I did not like the episode format - at all. This book lacks a smooth narrative flow on account of this gimmick.
After reading Old Man's War (one of the very best recent science fiction novels) and a couple of the sequels, I was expecting something similar. However, this is not in the same league. The characters are boring and their motivations, dialogue and interactions are not believable. It simply does not reflect how people actually behave.
Have a renewed interest in books after falling in love with audio books. I am listening to all different genres and exploring different authors.
This is actually probably more like a 3.5 star read. I read "The B team" which is the first episode of the full book - "The Human Division." Since I started the book, I wanted to finish it. I never considered myself as a sci-fi reader, but I did like it. When there is no Star Trek, Firefly, or Battlestar Galactica on tv to fill my sci-fi fix -- this book filled the void. I liked the characters and the relationship between them. The only criticism is that "he said, she said, he said" that is constant through the audible version.
One note for audible listeners --- this book is sold in episodes. I purchased several episodes before I realized that they were available in the full book.

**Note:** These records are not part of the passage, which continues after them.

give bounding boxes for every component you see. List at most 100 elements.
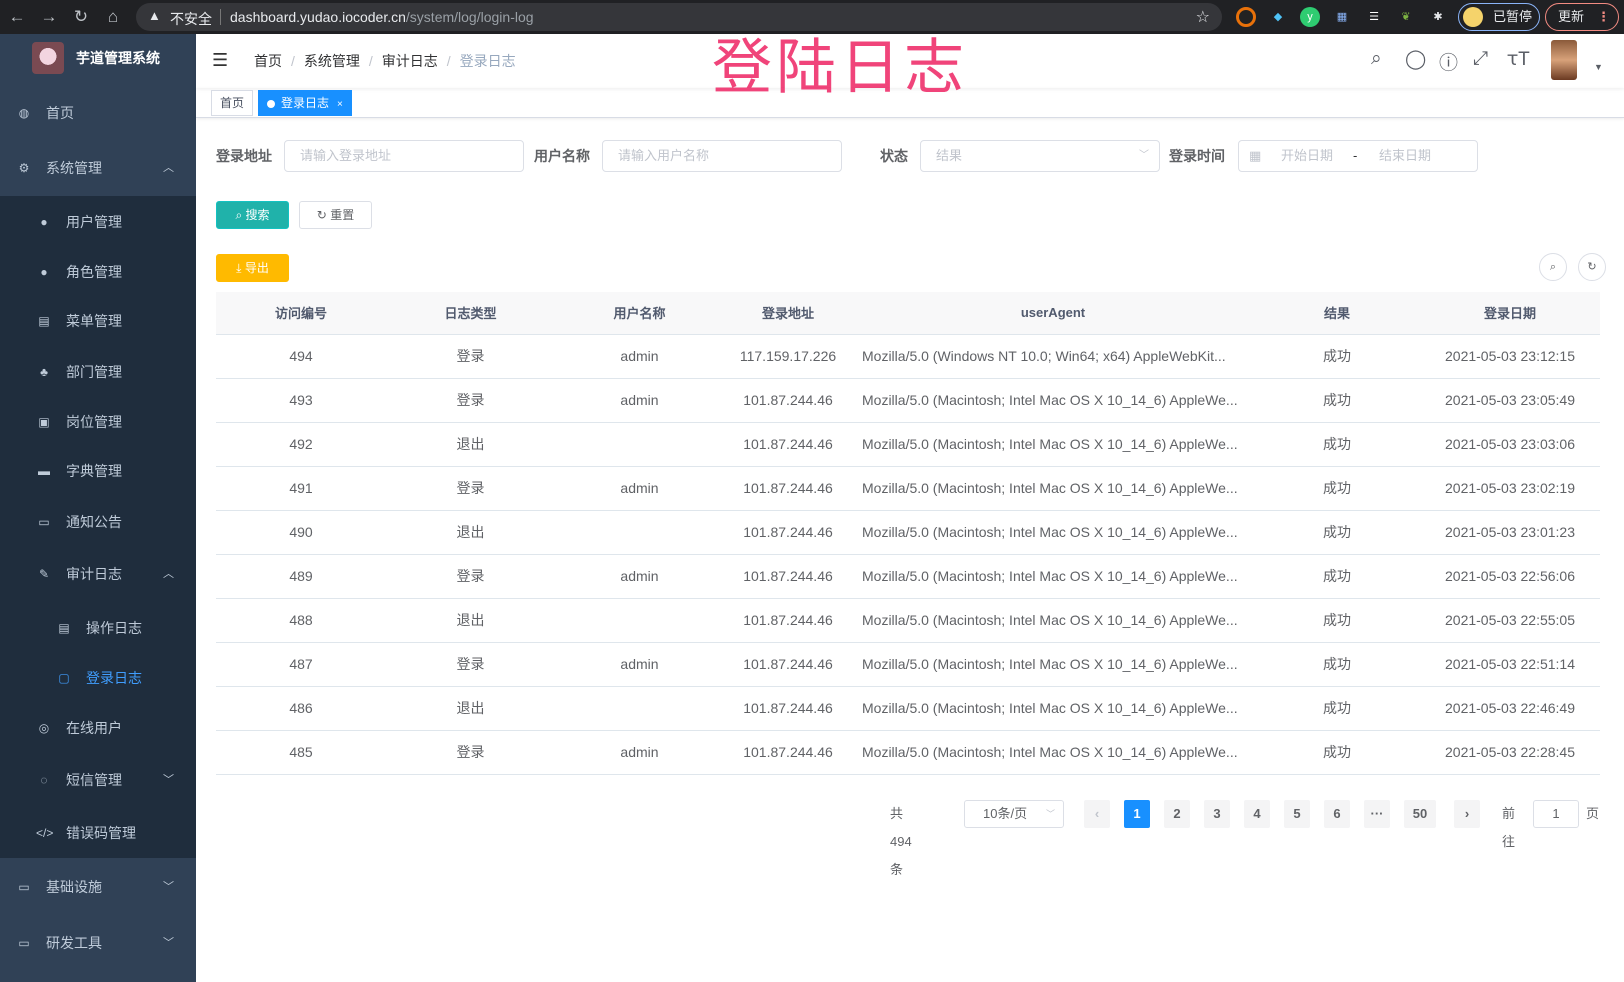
- extension-leaf-icon[interactable]: ❦: [1401, 11, 1411, 23]
- chevron-down-icon: ﹀: [163, 881, 174, 893]
- sidebar-item-audit-log[interactable]: ✎ 审计日志 ︿: [0, 549, 196, 599]
- username-input[interactable]: 请输入用户名称: [602, 140, 842, 172]
- end-date-input[interactable]: 结束日期: [1379, 148, 1432, 163]
- sidebar-item-dev-tools[interactable]: ▭ 研发工具 ﹀: [0, 918, 196, 968]
- divider: [220, 9, 221, 25]
- table-cell: 491: [216, 466, 386, 511]
- sidebar-item-home[interactable]: ◍ 首页: [0, 88, 196, 138]
- next-page-button[interactable]: ›: [1454, 800, 1480, 828]
- extension-y-icon[interactable]: y: [1300, 7, 1320, 27]
- page-button[interactable]: 4: [1244, 800, 1270, 828]
- sidebar-item-infra[interactable]: ▭ 基础设施 ﹀: [0, 862, 196, 912]
- breadcrumb-home[interactable]: 首页: [254, 53, 282, 69]
- warning-icon: ▲: [148, 8, 161, 23]
- reset-button[interactable]: ↻ 重置: [299, 201, 372, 229]
- avatar[interactable]: [1551, 40, 1577, 80]
- extension-grid-icon[interactable]: ▦: [1336, 11, 1348, 23]
- toggle-search-button[interactable]: ⌕: [1539, 253, 1567, 281]
- breadcrumb-audit: 审计日志: [381, 53, 438, 69]
- date-range-picker[interactable]: ▦ 开始日期 - 结束日期: [1238, 140, 1478, 172]
- search-icon: ⌕: [235, 208, 246, 222]
- hamburger-icon[interactable]: ☰: [212, 50, 229, 70]
- code-icon: </>: [36, 826, 54, 840]
- address-bar[interactable]: ▲ 不安全 dashboard.yudao.iocoder.cn/system/…: [136, 3, 1222, 31]
- tag-label: 登录日志: [281, 96, 330, 110]
- goto-page-input[interactable]: 1: [1533, 800, 1579, 828]
- table-cell: Mozilla/5.0 (Macintosh; Intel Mac OS X 1…: [852, 510, 1254, 555]
- sidebar-item-online-user[interactable]: ◎ 在线用户: [0, 703, 196, 753]
- start-date-input[interactable]: 开始日期: [1281, 148, 1334, 163]
- sidebar-item-dept[interactable]: ♣ 部门管理: [0, 347, 196, 397]
- sidebar-item-label: 用户管理: [66, 214, 122, 230]
- close-icon[interactable]: ×: [337, 99, 343, 110]
- goto-suffix: 页: [1586, 806, 1600, 821]
- table-cell: 2021-05-03 22:55:05: [1420, 598, 1600, 643]
- tool-icon: ▭: [18, 936, 30, 950]
- table-cell: 117.159.17.226: [724, 334, 852, 379]
- app-title: 芋道管理系统: [76, 50, 160, 66]
- table-cell: admin: [555, 378, 724, 423]
- page-button[interactable]: 5: [1284, 800, 1310, 828]
- sidebar-item-operate-log[interactable]: ▤ 操作日志: [0, 603, 196, 653]
- search-icon[interactable]: ⌕: [1371, 48, 1382, 69]
- sidebar-item-notice[interactable]: ▭ 通知公告: [0, 497, 196, 547]
- more-pages-button[interactable]: ···: [1364, 800, 1390, 828]
- address-input[interactable]: 请输入登录地址: [284, 140, 524, 172]
- dict-icon: ▬: [38, 464, 50, 478]
- reload-icon[interactable]: ↻: [73, 7, 89, 26]
- page-size-select[interactable]: 10条/页 ﹀: [964, 800, 1064, 828]
- table-cell: Mozilla/5.0 (Macintosh; Intel Mac OS X 1…: [852, 378, 1254, 423]
- update-button[interactable]: 更新 ⋮: [1545, 3, 1619, 31]
- tag-login-log[interactable]: 登录日志 ×: [258, 90, 352, 116]
- sidebar-item-dict[interactable]: ▬ 字典管理: [0, 446, 196, 496]
- table-row: 487 登录 admin 101.87.244.46 Mozilla/5.0 (Maci…: [216, 642, 1600, 687]
- extension-list-icon[interactable]: ☰: [1369, 11, 1379, 23]
- profile-paused-button[interactable]: 已暂停: [1458, 3, 1540, 31]
- page-button[interactable]: 3: [1204, 800, 1230, 828]
- extension-icon[interactable]: [1236, 7, 1256, 27]
- login-time-label: 登录时间: [1169, 148, 1225, 164]
- table-cell: 成功: [1254, 686, 1420, 731]
- font-size-icon[interactable]: ꚍT: [1507, 49, 1530, 70]
- sidebar-item-label: 岗位管理: [66, 414, 122, 430]
- tree-icon: ♣: [40, 365, 48, 379]
- sidebar-item-user[interactable]: ● 用户管理: [0, 197, 196, 247]
- status-select[interactable]: 结果 ﹀: [920, 140, 1160, 172]
- extension-diamond-icon[interactable]: ◆: [1273, 11, 1283, 23]
- sidebar-item-label: 在线用户: [66, 720, 122, 736]
- github-icon[interactable]: ◯: [1405, 49, 1427, 70]
- sidebar-item-menu[interactable]: ▤ 菜单管理: [0, 296, 196, 346]
- tag-home[interactable]: 首页: [211, 90, 254, 116]
- shield-icon: ◌: [40, 773, 48, 787]
- refresh-button[interactable]: ↻: [1578, 253, 1606, 281]
- search-button[interactable]: ⌕ 搜索: [216, 201, 289, 229]
- export-button[interactable]: ⤓ 导出: [216, 254, 289, 282]
- table-cell: Mozilla/5.0 (Macintosh; Intel Mac OS X 1…: [852, 598, 1254, 643]
- help-icon[interactable]: ⓘ: [1439, 53, 1459, 74]
- bookmark-star-icon[interactable]: ☆: [1195, 9, 1210, 26]
- sidebar-item-role[interactable]: ● 角色管理: [0, 247, 196, 297]
- table-cell: 101.87.244.46: [724, 510, 852, 555]
- table-cell: [555, 422, 724, 467]
- sidebar-item-post[interactable]: ▣ 岗位管理: [0, 397, 196, 447]
- page-button[interactable]: 6: [1324, 800, 1350, 828]
- table-cell: Mozilla/5.0 (Macintosh; Intel Mac OS X 1…: [852, 554, 1254, 599]
- page-button[interactable]: 2: [1164, 800, 1190, 828]
- home-icon[interactable]: ⌂: [107, 7, 119, 26]
- back-icon[interactable]: ←: [8, 7, 26, 26]
- caret-down-icon[interactable]: ▼: [1594, 62, 1603, 72]
- extensions-puzzle-icon[interactable]: ✱: [1433, 11, 1443, 23]
- page-button[interactable]: 1: [1124, 800, 1150, 828]
- sidebar-item-sms[interactable]: ◌ 短信管理 ﹀: [0, 755, 196, 805]
- sidebar-item-system[interactable]: ⚙ 系统管理 ︿: [0, 143, 196, 193]
- sidebar-item-error-code[interactable]: </> 错误码管理: [0, 808, 196, 858]
- page-button[interactable]: 50: [1404, 800, 1436, 828]
- fullscreen-icon[interactable]: ⤢: [1473, 48, 1489, 69]
- table-cell: Mozilla/5.0 (Macintosh; Intel Mac OS X 1…: [852, 642, 1254, 687]
- prev-page-button[interactable]: ‹: [1084, 800, 1110, 828]
- sidebar-item-label: 首页: [46, 105, 74, 121]
- forward-icon[interactable]: →: [40, 7, 58, 26]
- sidebar-item-login-log[interactable]: ▢ 登录日志: [0, 653, 196, 703]
- sidebar-item-label: 审计日志: [66, 566, 122, 582]
- form-icon: ▤: [58, 621, 70, 635]
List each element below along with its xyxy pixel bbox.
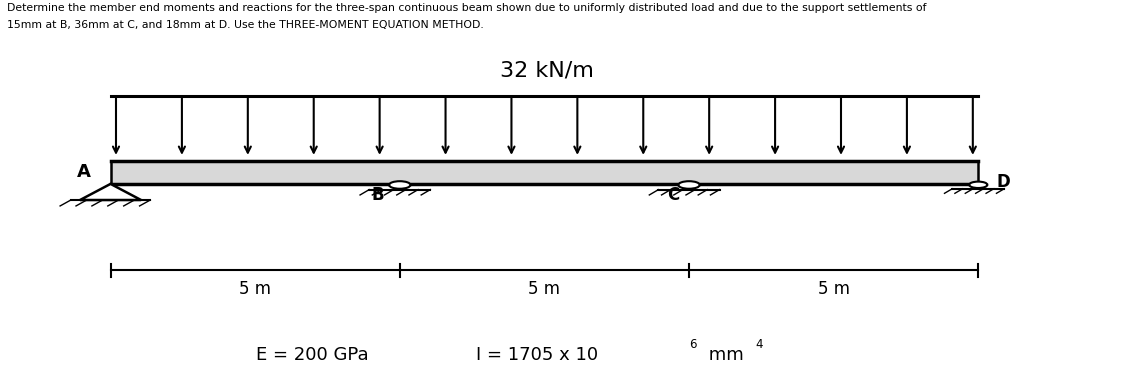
Text: 5 m: 5 m bbox=[529, 280, 561, 298]
Text: 4: 4 bbox=[756, 337, 763, 351]
Text: 5 m: 5 m bbox=[818, 280, 849, 298]
Circle shape bbox=[969, 182, 987, 188]
Circle shape bbox=[389, 181, 410, 189]
Text: 15mm at B, 36mm at C, and 18mm at D. Use the THREE-MOMENT EQUATION METHOD.: 15mm at B, 36mm at C, and 18mm at D. Use… bbox=[7, 20, 483, 30]
Text: B: B bbox=[372, 185, 384, 204]
Text: I = 1705 x 10: I = 1705 x 10 bbox=[476, 346, 598, 364]
Text: mm: mm bbox=[703, 346, 744, 364]
Text: Determine the member end moments and reactions for the three-span continuous bea: Determine the member end moments and rea… bbox=[7, 3, 927, 13]
Text: E = 200 GPa: E = 200 GPa bbox=[256, 346, 368, 364]
Text: 5 m: 5 m bbox=[239, 280, 271, 298]
Polygon shape bbox=[80, 184, 141, 200]
Text: D: D bbox=[997, 173, 1011, 190]
Text: 6: 6 bbox=[689, 337, 697, 351]
Circle shape bbox=[679, 181, 699, 189]
Text: C: C bbox=[667, 185, 680, 204]
Text: 32 kN/m: 32 kN/m bbox=[500, 60, 594, 80]
Text: A: A bbox=[77, 163, 91, 182]
Bar bbox=[110, 161, 978, 184]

The overall story ark of the book was very short, but the individual stories felt almost cookie cutter and were written like stand alone stories put into a collection. Each individual story did little more than introduce numerous new characters and then drop many when the next story starts. about halfway through the book i was wondering if i was going to find out anymore about who or what was behind the hinted at plot, but we never feel like we find out more than what we knew 1/3 of the way into the book.
By now I think most every one in the Old Mans War series has the same sarcastic nature, just to different degree's. I'm feeling a lack of depth.
Scalzi is a good writer and Dufris is one of my favorite narrators and even the story's plot is good. But, it's written like a screen-play. For example, imagine that there are 4 soldiers discussing the enemy:Jack said, "Let's move out". BIll said," OK". Dave said, "Great!". But, Larry said, "I don't think we've thought this through", and looked down at his feet. Jack said, "What's on your mind Larry"? Dave said, " Yea Larry, why not"!? Bill snorted .
Seriously, and it goes on that way through most of the book. Maybe Scalzi should re-write it as a novel.